Other projects in this collection:
- NFSWolf - native NFS security toolkit
- WPAWolf - WPA/WPA2/WPA3-FT-PSK handshake extraction from captures
- CredWolf - Active Directory credential validation
The GPL and LGPL require any party distributing covered binaries to make the corresponding source code available. tpwalk only locates and mirrors that license-mandated source, which TP-Link and Mercusys already publish on public, unauthenticated CDNs. It performs read-only requests (HEAD and GET) and never attempts to access non-public data.

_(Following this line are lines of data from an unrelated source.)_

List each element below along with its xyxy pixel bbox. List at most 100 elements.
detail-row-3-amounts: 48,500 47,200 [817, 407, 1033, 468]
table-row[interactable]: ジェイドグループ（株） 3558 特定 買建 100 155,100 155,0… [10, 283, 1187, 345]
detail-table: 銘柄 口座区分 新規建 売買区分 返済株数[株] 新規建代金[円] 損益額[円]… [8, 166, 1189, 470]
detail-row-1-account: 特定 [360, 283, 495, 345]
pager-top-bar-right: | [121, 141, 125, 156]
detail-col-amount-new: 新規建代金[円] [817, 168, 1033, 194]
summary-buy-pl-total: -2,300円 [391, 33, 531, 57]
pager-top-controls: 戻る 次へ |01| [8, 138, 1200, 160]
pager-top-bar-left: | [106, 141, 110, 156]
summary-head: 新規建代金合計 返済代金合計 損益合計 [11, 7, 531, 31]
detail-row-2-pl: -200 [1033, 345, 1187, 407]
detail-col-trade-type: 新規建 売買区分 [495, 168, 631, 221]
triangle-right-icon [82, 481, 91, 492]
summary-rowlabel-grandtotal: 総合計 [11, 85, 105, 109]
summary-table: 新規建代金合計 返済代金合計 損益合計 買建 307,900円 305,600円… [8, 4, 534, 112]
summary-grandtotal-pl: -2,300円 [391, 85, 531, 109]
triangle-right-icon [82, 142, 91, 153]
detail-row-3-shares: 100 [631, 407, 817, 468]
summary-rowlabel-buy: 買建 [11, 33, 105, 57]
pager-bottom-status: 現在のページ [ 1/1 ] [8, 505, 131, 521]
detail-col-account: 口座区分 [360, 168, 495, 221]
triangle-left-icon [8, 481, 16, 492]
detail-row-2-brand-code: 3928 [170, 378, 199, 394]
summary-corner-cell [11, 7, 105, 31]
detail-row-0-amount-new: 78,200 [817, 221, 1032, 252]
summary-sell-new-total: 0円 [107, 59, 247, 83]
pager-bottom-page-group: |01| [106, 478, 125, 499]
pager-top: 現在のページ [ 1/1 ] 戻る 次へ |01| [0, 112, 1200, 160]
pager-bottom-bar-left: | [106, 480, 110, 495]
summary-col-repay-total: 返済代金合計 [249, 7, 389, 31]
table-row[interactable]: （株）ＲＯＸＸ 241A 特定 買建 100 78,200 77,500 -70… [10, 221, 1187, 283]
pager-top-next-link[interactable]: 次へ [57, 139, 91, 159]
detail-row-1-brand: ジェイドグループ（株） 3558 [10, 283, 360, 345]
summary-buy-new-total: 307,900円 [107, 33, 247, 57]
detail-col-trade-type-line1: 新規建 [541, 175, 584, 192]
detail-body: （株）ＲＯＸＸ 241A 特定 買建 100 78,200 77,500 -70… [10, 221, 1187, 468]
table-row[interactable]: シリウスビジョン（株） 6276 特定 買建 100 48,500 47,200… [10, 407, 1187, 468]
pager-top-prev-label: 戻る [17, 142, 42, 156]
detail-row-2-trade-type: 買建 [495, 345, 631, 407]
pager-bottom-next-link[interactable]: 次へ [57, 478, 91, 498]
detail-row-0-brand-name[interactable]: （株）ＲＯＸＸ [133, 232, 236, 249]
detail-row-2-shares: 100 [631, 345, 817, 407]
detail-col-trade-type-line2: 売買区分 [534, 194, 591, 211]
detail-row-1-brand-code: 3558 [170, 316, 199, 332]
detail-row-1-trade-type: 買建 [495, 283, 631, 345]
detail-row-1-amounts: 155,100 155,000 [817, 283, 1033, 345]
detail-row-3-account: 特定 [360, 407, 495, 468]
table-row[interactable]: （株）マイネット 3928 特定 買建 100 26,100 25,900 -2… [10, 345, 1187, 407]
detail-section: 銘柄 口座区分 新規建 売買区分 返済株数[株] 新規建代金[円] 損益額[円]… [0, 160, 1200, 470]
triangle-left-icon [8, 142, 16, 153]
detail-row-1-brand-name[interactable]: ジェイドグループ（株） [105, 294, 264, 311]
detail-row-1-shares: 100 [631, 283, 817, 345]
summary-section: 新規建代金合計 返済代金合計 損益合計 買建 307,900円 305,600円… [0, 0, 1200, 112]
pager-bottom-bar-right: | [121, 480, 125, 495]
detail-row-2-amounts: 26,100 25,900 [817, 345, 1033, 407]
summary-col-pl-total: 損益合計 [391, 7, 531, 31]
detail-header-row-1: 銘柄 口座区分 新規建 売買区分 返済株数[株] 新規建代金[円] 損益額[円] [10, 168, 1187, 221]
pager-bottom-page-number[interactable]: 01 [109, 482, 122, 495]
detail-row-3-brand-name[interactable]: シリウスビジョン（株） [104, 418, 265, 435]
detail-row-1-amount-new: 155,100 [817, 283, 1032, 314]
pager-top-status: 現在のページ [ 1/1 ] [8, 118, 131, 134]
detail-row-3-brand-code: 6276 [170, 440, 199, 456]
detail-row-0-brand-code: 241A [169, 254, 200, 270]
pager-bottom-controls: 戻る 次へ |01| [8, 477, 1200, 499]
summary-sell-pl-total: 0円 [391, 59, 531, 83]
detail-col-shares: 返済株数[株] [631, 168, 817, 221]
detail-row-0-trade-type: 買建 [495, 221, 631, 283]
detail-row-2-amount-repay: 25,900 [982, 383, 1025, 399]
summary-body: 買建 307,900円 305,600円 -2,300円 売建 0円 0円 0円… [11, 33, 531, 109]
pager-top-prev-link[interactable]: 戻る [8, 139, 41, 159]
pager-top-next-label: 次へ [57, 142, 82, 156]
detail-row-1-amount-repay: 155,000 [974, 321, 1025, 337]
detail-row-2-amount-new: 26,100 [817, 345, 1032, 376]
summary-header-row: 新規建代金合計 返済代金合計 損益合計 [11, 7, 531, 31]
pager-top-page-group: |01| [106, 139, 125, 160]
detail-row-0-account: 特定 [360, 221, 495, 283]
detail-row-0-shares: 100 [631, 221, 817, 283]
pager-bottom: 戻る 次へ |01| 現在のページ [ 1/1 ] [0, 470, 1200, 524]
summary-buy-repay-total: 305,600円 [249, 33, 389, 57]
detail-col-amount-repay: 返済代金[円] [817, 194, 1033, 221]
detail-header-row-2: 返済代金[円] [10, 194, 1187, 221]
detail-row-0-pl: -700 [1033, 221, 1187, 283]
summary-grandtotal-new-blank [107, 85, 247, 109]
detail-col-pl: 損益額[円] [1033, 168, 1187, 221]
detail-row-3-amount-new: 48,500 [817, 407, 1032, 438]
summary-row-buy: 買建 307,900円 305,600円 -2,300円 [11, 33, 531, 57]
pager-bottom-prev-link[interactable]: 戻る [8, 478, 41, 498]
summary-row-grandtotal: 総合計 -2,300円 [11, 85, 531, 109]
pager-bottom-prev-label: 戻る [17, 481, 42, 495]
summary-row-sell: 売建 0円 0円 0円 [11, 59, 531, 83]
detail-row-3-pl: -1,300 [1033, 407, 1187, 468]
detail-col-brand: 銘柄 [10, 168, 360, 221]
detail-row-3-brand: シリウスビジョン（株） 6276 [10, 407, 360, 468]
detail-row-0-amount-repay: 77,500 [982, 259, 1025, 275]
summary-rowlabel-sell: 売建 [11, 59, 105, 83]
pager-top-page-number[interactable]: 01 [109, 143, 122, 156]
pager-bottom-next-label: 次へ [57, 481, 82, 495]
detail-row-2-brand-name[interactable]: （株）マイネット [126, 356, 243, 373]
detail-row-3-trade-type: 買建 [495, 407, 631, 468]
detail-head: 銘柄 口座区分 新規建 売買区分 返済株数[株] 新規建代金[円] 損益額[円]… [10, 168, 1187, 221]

That said, be a good neighbor: keep --concurrency reasonable, prefer the passive scrape/verify path over brute force, and treat the --thorough/--exhaustive tiers as deliberate, bounded jobs rather than defaults. You are responsible for complying with the robots directives and terms of service of every source the scraper touches.